Although Sebold did not identify him in a police line, Mr. Broadwater was brought to justice. Sebold, who is white, identified him as his witness stand rapist during the trial. By the time of Mr. Broadwater’s arrest and subsequent prosecutions, his father’s health deteriorated. He died shortly after Mr. Broadwater was sent to jail.

The prosecution case at the time was based on two pieces of evidence: Sebold’s testimony and a microscopic hair analysis that linked Mr. Broadwater to the crime. The method has since been discredited by the US Department of Justice.

Onondaga County District Attorney William Fitzpatrick, who joined the motion to quash the conviction, argued before New York Supreme Court Judge Gordon Cuffy that the misidentification of aliens by eyewitnesses increase dramatically when they cross racial lines and are therefore unreliable.
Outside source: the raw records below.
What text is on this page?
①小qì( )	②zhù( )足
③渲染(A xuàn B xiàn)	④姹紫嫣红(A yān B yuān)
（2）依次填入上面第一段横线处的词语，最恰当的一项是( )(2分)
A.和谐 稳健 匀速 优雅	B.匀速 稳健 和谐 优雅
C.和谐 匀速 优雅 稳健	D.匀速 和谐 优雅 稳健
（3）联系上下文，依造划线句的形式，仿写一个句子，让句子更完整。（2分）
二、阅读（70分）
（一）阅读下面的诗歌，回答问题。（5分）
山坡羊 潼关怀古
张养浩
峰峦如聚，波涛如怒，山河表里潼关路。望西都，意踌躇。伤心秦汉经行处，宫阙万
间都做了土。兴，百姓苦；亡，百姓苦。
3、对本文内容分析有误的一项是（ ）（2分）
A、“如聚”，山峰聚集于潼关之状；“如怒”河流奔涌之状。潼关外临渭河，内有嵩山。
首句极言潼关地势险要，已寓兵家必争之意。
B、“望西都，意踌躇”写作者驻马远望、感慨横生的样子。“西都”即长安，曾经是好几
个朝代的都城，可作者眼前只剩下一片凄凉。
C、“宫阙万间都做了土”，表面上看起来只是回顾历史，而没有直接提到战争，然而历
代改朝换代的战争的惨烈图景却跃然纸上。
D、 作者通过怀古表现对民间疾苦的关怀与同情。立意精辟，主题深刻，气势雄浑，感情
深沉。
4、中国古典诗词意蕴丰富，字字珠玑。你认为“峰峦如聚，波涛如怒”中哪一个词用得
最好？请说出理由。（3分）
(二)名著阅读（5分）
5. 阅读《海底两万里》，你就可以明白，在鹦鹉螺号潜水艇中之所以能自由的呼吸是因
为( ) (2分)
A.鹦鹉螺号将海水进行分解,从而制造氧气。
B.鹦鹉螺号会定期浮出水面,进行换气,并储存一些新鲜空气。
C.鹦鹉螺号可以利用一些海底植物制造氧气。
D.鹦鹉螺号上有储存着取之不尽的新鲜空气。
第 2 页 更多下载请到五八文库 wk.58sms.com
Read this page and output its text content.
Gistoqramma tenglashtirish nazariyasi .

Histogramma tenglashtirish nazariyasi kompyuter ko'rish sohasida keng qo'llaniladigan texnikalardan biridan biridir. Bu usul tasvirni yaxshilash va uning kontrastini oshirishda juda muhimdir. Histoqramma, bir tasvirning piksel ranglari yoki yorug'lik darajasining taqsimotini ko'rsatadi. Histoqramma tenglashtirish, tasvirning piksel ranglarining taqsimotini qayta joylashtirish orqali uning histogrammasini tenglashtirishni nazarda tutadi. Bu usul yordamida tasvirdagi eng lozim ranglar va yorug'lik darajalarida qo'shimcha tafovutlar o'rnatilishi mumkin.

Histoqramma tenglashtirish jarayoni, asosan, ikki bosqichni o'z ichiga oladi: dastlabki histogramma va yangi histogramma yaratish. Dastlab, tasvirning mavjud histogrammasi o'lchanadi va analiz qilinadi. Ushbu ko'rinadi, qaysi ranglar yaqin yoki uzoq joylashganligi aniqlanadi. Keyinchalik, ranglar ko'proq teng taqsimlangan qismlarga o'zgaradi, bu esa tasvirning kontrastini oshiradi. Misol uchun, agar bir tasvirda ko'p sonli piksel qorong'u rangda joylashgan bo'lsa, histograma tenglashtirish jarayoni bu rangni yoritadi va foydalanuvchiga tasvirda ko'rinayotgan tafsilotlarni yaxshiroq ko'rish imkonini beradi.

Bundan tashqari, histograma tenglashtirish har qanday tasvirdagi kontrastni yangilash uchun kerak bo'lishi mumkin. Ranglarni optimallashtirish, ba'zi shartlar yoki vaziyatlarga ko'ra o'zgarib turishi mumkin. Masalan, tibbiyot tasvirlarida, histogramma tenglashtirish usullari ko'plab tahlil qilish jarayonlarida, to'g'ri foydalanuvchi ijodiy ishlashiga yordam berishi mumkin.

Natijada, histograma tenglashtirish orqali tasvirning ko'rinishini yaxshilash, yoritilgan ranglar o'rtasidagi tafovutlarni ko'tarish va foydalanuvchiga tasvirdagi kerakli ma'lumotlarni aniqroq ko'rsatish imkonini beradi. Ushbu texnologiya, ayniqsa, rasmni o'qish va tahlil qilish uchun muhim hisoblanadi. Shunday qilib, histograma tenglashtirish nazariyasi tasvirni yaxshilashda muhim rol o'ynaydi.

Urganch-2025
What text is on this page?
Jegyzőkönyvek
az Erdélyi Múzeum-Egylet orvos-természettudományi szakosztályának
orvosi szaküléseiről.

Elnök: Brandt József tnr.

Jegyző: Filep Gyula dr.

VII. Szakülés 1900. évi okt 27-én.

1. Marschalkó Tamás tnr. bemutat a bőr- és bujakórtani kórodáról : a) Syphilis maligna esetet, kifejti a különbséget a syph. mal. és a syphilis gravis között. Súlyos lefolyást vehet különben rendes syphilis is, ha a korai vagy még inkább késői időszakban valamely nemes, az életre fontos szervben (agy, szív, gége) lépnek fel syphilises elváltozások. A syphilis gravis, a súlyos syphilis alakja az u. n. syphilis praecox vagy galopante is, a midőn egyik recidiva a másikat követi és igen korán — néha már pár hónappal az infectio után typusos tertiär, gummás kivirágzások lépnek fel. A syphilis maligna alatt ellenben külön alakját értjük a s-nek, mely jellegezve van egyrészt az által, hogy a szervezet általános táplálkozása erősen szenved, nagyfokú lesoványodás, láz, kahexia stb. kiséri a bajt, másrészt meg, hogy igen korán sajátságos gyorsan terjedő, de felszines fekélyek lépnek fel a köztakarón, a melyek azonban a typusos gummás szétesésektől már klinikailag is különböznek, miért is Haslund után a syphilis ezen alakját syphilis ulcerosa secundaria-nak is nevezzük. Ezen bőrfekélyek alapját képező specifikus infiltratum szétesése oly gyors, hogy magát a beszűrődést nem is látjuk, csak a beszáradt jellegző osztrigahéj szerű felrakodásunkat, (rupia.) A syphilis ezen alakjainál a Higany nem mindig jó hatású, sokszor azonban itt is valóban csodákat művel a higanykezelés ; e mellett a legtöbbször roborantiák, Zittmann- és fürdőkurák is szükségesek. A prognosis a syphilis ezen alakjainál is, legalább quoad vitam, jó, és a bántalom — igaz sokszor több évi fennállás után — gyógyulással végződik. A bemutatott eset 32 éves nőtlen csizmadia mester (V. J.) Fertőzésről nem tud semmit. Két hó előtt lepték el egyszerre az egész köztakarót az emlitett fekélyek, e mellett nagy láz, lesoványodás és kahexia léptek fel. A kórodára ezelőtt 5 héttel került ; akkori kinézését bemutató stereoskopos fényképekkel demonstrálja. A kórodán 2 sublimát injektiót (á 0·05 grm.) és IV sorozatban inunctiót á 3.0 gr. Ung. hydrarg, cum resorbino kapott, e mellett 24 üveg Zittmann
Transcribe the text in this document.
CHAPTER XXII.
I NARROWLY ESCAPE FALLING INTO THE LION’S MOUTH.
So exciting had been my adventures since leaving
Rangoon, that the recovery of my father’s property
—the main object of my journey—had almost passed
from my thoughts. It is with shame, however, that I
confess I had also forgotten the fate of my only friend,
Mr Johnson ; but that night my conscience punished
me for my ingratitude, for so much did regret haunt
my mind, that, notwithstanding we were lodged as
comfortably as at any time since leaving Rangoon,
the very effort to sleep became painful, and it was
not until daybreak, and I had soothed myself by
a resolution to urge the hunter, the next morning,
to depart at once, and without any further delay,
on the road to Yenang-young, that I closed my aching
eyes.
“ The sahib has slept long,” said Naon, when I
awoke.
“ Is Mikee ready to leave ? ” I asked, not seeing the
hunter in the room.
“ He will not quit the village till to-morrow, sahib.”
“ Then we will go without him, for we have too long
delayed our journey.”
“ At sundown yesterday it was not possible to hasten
Arguing that the lawsuits were an injustice, Mr Fitzpatrick said he “was not going to smear this process by saying, ‘I’m sorry. This is not enough … It should never have happened.

Mr Hammond and Ms Swartz, the defense attorneys, argued prosecutor’s misconduct was also a factor, while the district attorney privately apologized to Mr Broadwater ahead of the court hearing .

“When he told me about the harm done to me, I couldn’t help but cry,” Mr. Broadwater said. “The relief that a prosecutor of this magnitude is siding with me in this matter is so deep I don’t know what to say.”

On Monday, Mr Broadwater was visibly overcome with emotion as he buried his head in his hands after the judge overturned the conviction at the request of prosecutors. “I never, ever thought that I would see the day when I would be exonerated,” Mr. Broadwater told the Syracuse-based newspaper. Post-standard newspaper.

Mr. Broadwater had remained on the New York sex offender registry even after he completed his prison term in 1999. He worked as a garbage hauler and handyman in the years following his release. The conviction overshadowed his employment prospects and his relationships with family and friends.

“On both my hands, I can count the people who have allowed me to honor their homes and their dinners, and I am no more than 10,” he told the New York Times.

Although he married a woman who believed in his innocence, Mr Broadwater said he decided not to have children. “We had a big argument sometimes about the kids, and I told him that I could never, ever allow children to come into this world with a stigma on my back,” he told the Associated Press.

Relieved at his acquittal, Mr Broadwater said: “I am so thrilled, the cold can’t even keep me cold.”

He told CNN that if he sympathizes with Sebold, he just hopes there will be “a sincere apology.” “I would accept it. I am not bitter and have no meanness towards her.

Sebold did not immediately respond to messages seeking comment sent through his publisher and literary agency.